Resoluções de ano novo são aquelas decisões inquebrantáveis tomadas até 31 de dezembro que quase sempre se quebrantam antes mesmo do Dia de Reis. Como o dia já passou (foi em 6 de janeiro), podemos falar de decisões que o Brasil precisa tomar e (começar a) cumprir durante este ano. Eis algumas:
Resolução #1: acabar com o golpismo
O golpe de Bolsonaro deu errado, mas a tradição do golpismo, que começou no século retrasado, continuará viva enquanto a tradição da impunidade para golpistas não acabar.
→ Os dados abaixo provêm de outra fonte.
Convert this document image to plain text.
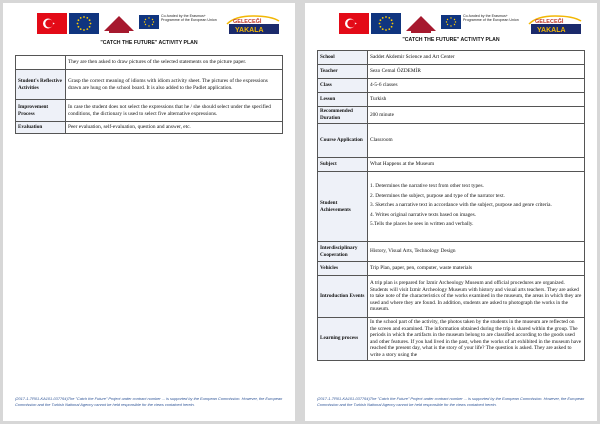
Co-funded by the Erasmus+ Programme of the European Union	GELECEĞİ
YAKALA
"CATCH THE FUTURE" ACTIVITY PLAN
	They are then asked to draw pictures of the selected statements on the picture paper.
Student's Reflective Activities	Grasp the correct meaning of idioms with idiom activity sheet. The pictures of the expressions drawn are hung on the school board. It is also added to the Padlet application.
Improvement Process	In case the student does not select the expressions that he / she should select under the specified conditions, the dictionary is used to select five alternative expressions.
Evaluation	Peer evaluation, self-evaluation, question and answer, etc.
(2017-1-TR01-KA101-037764)The "Catch the Future" Project under contract number ... is supported by the European Commission. However, the European Commission and the Turkish National Agency cannot be held responsible for the views contained herein.
Co-funded by the Erasmus+ Programme of the European Union	GELECEĞİ
YAKALA
"CATCH THE FUTURE" ACTIVITY PLAN
School	Saddet Akdemir Science and Art Center
Teacher	Sezo Cemal ÖZDEMİR
Class	4-5-6 classes
Lesson	Turkish
Recommended Duration	200 minute
Course Application	Classroom
Subject	What Happens at the Museum
Student Achievements	1. Determines the narrative text from other text types.

2. Determines the subject, purpose and type of the narrator text.

3. Sketches a narrative text in accordance with the subject, purpose and genre criteria.

4. Writes original narrative texts based on images.

5.Tells the places he sees in written and verbally.

Interdisciplinary Cooperation	History, Visual Arts, Technology Design
Vehicles	Trip Plan, paper, pen, computer, waste materials
Introduction Events	A trip plan is prepared for Izmir Archeology Museum and official procedures are organized. Students will visit Izmir Archeology Museum with history and visual arts teachers. They are asked to take note of the characteristics of the works examined in the museum, the areas in which they are used and where they are found. In addition, students are asked to photograph the works in the museum.
Learning process	In the school part of the activity, the photos taken by the students in the museum are reflected on the screen and examined. The information obtained during the trip is shared within the group. The periods in which the artifacts in the museum belong to are classified according to the goods used and other features. If you had lived in the past, when the works of art exhibited in the museum have reached the present day, what is the story of your life? The question is asked. They are asked to write a story using the
(2017-1-TR01-KA101-037764)The "Catch the Future" Project under contract number ... is supported by the European Commission. However, the European Commission and the Turkish National Agency cannot be held responsible for the views contained herein.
É preciso mandar os golpistas, conforme prevê a lei, para uma longa temporada na cadeia — inclusive e especialmente os cinco oficiais generais de quatro estrelas envolvidos.
Mas isso não basta, é preciso criar um projeto de Defesa Nacional. O poder civil brasileiro se comporta como se isso não fosse problema seu. No entanto, parafraseando Clemenceau, a Defesa Nacional é importante demais para ficar por conta dos militares: cabe aos representantes eleitos pelo povo (com o apoio dos militares, naturalmente) a definição de um projeto de defesa. Sem ele, militares continuarão se sentindo excluídos, insatisfeitos e sem compreender qual é sua função na democracia. Um campo fértil para o golpismo.
Parte do projeto de Defesa Nacional é a formação dos oficiais, a ser subordinada — exceto em disciplinas estritamente militares — às instâncias civis normais (ministério e secretarias de Educação). Sem isso, o golpismo continuará a ser aprendido na escola.
“A prodigalidade com dinheiro se espalha pela República, mas é o Executivo que deve indicar o caminho”
Também é preciso proibir que militares ocupem cargos políticos civis — eleitos ou não. “Quando a política entra no quartel por uma porta, a disciplina sai pela outra”, ensinou o general legalista Peri Bevilacqua (ele mesmo cassado por militares-golpistas-políticos).
Evidentemente, um projeto de Defesa Nacional se inscreve em um orçamento federal que faça sentido, e, para isso, é preciso cumprir a resolução que vem a seguir.
#2: aprender que dinheiro não dá em árvore
Como se recusa a compreender que governar é administrar recursos limitados e estipular prioridades, o Brasil gasta demais e gasta mal. A consequência é inflação alta ou juro alto (ou os dois), e o resultado prático é que todo ciclo de crescimento acaba sendo um voo de galinha, seguido de desaceleração da economia e concentração de renda.
A prodigalidade e a irresponsabilidade brasileiras se espalham por todas as instâncias da República, mas quem tem o dever de indicar o caminho é o Poder Executivo. Enquanto ele não se convencer de que tem que cortar na carne, não vai convencer ninguém a fazê-lo. E, enquanto políticos, juízes, procuradores etc. não controlarem seu apetite, será impossível organizar o orçamento.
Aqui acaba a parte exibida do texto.